Kubu- kubu yang saling bermusuhan sudah beberapa kali dicoba untuk ditemukan namun ketidakpercayaan dari mereka yang akan kembali pulang menjadi batu penghambat terutama mereka yang terlibat dalam kasus kasus pelanggaran berat. Milisi dan pihak pihak Pro Otonomi meminta jaminan akan keselamatannya mereka jika mereka kembali ke ibu pertiwi, koordinasi pengawalan dan pengawasan kepulangannyapun dilakukan secara ektra ketat bahkan diistimewakan. Dengan kekuasaannya Civpol memberi peringatan bagi masyarakat yang melakukan tindakan main hakim sendiri tentunya dengan hukuman penjara, kawan yang dulu bersama sama memburu milisi kini menjadi musuh. Korban dan keluarganya takut bukan main terhadap ultimatum yang dikeluarkan pihak Civpol, untuk menegakkan keadilan para korban harus berpikir dua kali, memuaskan dendam atau masuk kurungan tetapi masyarakat lebih banyak membiarkan mereka yang dianggap pelaku atau orang orang yang berhubungan dengan milisi atau pro otonomi berkeliaran bebas. Akhirnya untuk kedua kalinya, korban menjadi pihak yang lemah yang tetap menantikan
keadilan.
Lantas kenapa korban diam bukankah mereka dapat melaporkan kasus kasus yang terjadi terhadap diri mereka kepada pihak polisi atau CIVPOL ? Dari banyak kasus, korban atau orang orang yang masih mempunyai hubungan dengan korban sudah melaporkan kasus kasus yang terjadi dengan dirinya pada tahun 1999 tetapi karena lambannya proses yang dilakukan pihak Civpol dalam mengusut kasus tersebut membuat korban bosan dan akhirnya diam seribu bahasa. Belum lagi urusan bukti dan saksi yang kadang kadang harus disediakan oleh pihak korban atau keluarga korban. Satu contoh adalah kasus pembunuhan Paulino salah seorang warga Desa Memo yang di bunuh pada tanggal 27 Agustus 1999 di desanya oleh pelaku yang bernama Agusto Asmeta Tavares, anggota milisi Halilitar. Dalam kasus ini, sejak pelaku ditangkap hingga pelaku di jatuhi hukuman oleh majelis hakim memakan waktu hampir 11 bulan, dengan hukuman terhadap pelaku selama 16 tahun. Lamanya proses mendapatkan keadilan dengan terbelit-belitnya birokrasi Civpol maupun proses pengadilan tidak dapat diterima begitu saja oleh korban.

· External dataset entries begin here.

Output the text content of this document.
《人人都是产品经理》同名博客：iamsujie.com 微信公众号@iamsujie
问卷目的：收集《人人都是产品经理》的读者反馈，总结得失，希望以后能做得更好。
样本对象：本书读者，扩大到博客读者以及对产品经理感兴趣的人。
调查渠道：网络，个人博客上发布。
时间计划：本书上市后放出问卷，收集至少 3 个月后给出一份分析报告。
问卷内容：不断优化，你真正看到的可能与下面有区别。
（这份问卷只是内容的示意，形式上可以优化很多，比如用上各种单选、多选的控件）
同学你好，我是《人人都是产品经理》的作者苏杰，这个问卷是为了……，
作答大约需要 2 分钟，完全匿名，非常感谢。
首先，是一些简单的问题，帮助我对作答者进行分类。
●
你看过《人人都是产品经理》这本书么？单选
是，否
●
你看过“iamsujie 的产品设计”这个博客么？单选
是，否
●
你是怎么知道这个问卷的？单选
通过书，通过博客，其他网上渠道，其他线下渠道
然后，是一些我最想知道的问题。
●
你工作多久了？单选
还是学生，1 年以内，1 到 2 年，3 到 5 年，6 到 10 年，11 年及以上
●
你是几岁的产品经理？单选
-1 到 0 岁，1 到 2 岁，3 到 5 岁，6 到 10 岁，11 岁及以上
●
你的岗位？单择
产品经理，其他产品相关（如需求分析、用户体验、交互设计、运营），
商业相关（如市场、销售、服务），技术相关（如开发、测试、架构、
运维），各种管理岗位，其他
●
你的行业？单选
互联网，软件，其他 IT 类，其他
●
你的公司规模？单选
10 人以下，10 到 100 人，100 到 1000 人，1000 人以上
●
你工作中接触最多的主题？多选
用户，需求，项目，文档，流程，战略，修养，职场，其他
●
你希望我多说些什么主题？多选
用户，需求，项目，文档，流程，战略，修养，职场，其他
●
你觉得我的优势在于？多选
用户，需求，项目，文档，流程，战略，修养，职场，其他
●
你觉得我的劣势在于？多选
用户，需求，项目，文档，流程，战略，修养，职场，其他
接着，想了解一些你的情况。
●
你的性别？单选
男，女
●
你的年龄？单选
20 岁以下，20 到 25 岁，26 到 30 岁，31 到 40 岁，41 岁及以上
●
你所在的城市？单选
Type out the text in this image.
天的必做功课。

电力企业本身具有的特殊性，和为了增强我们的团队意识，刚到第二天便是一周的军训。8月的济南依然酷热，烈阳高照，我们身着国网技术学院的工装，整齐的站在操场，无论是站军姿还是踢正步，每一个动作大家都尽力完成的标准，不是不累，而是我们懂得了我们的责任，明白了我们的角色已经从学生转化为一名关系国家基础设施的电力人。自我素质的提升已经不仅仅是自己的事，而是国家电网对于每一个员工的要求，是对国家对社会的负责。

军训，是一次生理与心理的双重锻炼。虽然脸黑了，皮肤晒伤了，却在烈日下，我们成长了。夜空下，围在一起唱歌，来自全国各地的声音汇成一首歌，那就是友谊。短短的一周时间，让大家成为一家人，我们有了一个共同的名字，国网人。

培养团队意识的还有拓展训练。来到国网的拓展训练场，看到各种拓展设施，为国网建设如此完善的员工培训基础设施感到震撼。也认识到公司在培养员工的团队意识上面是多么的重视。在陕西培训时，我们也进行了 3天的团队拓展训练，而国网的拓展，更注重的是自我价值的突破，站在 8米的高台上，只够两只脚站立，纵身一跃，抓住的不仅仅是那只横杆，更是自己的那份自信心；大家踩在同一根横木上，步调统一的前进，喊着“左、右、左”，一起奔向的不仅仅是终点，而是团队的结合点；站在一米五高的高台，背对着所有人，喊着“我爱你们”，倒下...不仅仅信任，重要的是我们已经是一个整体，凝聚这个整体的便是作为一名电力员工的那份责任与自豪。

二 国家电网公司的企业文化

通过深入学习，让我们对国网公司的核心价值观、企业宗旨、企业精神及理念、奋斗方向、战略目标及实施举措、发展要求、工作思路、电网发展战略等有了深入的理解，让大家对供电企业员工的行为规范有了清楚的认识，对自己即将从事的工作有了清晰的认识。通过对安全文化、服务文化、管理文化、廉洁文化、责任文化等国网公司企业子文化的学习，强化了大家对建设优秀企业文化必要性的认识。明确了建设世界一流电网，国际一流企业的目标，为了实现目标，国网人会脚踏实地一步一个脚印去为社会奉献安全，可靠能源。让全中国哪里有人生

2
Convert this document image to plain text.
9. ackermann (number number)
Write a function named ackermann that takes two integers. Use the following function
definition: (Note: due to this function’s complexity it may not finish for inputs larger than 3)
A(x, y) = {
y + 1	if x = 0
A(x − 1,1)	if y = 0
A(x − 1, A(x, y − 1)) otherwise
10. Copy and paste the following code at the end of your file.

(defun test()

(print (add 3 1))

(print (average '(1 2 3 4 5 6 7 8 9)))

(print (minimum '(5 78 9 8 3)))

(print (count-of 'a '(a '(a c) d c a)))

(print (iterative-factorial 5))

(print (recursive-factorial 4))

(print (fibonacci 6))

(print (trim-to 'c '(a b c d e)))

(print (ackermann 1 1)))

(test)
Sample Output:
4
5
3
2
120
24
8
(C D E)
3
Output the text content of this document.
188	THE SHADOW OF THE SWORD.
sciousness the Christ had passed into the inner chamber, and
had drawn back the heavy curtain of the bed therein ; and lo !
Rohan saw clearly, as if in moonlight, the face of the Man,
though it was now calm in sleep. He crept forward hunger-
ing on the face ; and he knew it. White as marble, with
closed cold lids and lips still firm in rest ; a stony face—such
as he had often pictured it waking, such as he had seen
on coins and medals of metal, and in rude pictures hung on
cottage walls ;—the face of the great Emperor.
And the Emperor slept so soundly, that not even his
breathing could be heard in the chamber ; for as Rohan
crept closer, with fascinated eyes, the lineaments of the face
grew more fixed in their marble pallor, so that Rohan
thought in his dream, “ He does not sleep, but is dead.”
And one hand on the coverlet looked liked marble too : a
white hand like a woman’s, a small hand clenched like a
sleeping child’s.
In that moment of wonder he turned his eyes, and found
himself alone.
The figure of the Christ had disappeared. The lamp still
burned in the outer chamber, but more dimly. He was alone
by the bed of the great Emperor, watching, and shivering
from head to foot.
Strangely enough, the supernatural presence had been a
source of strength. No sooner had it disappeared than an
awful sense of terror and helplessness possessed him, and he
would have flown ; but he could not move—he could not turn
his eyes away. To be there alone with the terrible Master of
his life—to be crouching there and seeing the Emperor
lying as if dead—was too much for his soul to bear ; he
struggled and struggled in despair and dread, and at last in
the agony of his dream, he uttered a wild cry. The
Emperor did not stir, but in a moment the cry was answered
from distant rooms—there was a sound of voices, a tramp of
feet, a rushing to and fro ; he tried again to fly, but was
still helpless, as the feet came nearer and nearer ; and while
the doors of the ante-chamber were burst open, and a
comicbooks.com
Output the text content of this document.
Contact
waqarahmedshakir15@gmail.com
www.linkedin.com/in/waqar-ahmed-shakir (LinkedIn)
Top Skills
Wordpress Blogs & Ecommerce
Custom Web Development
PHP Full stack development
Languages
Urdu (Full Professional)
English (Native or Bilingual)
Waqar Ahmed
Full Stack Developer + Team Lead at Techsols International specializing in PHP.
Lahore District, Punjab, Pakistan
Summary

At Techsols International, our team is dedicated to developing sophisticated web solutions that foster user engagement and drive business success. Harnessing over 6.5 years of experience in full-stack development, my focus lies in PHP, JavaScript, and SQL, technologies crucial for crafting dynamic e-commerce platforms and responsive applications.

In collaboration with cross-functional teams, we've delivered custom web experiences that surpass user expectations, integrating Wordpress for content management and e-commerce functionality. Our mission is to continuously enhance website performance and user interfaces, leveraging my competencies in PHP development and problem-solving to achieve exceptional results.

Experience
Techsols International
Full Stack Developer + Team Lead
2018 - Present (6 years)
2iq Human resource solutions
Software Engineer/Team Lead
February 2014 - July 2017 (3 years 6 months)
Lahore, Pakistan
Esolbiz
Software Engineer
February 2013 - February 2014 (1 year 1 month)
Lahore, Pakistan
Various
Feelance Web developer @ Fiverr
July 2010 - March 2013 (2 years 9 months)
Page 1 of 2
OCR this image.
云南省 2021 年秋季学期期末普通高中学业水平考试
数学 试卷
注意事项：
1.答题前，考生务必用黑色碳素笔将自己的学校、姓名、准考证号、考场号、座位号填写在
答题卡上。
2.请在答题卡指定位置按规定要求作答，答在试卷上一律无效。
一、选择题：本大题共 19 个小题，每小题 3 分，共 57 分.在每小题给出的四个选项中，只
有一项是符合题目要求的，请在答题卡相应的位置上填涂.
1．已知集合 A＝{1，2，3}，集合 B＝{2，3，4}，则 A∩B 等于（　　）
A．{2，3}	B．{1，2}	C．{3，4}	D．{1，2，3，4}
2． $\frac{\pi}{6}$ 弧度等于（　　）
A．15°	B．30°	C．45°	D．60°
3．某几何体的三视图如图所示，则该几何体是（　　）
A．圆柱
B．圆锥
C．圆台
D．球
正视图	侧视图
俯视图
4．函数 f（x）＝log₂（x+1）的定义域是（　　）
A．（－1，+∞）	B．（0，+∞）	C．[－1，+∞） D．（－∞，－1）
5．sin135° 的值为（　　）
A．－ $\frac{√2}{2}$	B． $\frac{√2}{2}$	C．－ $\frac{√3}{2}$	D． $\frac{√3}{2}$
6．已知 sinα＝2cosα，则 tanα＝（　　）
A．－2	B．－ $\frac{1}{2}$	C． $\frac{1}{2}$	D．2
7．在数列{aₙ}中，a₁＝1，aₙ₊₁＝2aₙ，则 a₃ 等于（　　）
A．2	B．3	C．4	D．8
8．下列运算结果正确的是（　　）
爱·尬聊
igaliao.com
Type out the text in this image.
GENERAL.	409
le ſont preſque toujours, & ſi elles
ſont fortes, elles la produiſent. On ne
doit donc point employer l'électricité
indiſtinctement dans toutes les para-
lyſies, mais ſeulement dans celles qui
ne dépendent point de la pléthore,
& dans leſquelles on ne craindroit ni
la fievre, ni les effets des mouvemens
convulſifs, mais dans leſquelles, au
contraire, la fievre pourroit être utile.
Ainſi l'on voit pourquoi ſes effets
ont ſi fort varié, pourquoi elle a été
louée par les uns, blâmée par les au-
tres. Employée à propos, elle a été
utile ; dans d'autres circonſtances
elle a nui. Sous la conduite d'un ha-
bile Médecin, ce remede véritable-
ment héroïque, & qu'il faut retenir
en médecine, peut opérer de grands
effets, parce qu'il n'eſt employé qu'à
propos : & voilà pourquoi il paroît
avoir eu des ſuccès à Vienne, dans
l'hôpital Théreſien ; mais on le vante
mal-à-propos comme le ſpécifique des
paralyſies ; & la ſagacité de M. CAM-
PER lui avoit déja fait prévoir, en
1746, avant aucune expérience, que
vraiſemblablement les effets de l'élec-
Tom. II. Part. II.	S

Fenomena yang kini banyak terjadi adalah kondisi dimana korban dengan pelaku dapat hidup berdampingan. Berdampingan yang dimaksudkan disini adalah hidup dalam suatu wilayah/kota dimana antara korban dan pelaku sama sama mengetahui satu sama lain. Kenapa pelaku dapat berkeliaran dan hidup bebas sementara perbuatan yang dilakukan pada masa lampau belum dipertanggungjawabkan didepan pengadilan. Kita dapat membayangkan betapa sakit hati korban atau keluarga korban manakala melihat dengan mata kepala sendiri pelaku bebas berkeliaran bahkan menjadi pejabat pejabat penting dalam struktur UNTAET. Dimana keadilan berada, dimana lagi tempat korban dapat mengadukan segala masalah yang dulu menimpanya..UNTAET, CivPol PKF, Serius Crime atau lembaga lembaga yang membela HAM…….dan sampai kapan para korban dan keluarganya akan bersabar hingga keadilan dapat tercapai…..lantas jika mereka tidak sabar, tindakan apa yang akan dilakukan korban dan keluarganya?
Rekonsiliasi,
Pertanyaan pertanyaan diatas harus kita tanyakan pada diri kita masing masing karena kita semua adalah korban, korban ketidakadilan penguasa. Pihak Pro kemerdekaan merupakan korban dari penguasa militer Indonesia yang mendekam cukup lama di wilayah Timor Lorosae sedangkan mereka yang mengatakan dirinya pihak Pro Otonomi atau Integrasi merupakan korban dari konspirasi politik dan intelejen yang menginginkan kekuasaan dan uang belaka. Lantas apa makna rekonsiliasi bagi kita atau rekonsiliasi akan menjadi sebuah pemanis bagi kesuksesan UNTAET dalam menjalankan pemerintahan transisi di Timor Lorosae. Apapun alasannya, dengan Regulasi No 2001/10, UNTAET telah membentuk sebuah Komisi Penerimaan, Kebenaran dan Rekonsiliasi dengan tugas utama menyelidiki palanggaran Hak Asasi Manusia yang terjadi dalam konteks konflik politik di Timor Lorosae antara 25 April 1974 hingga 25 Oktober 1999.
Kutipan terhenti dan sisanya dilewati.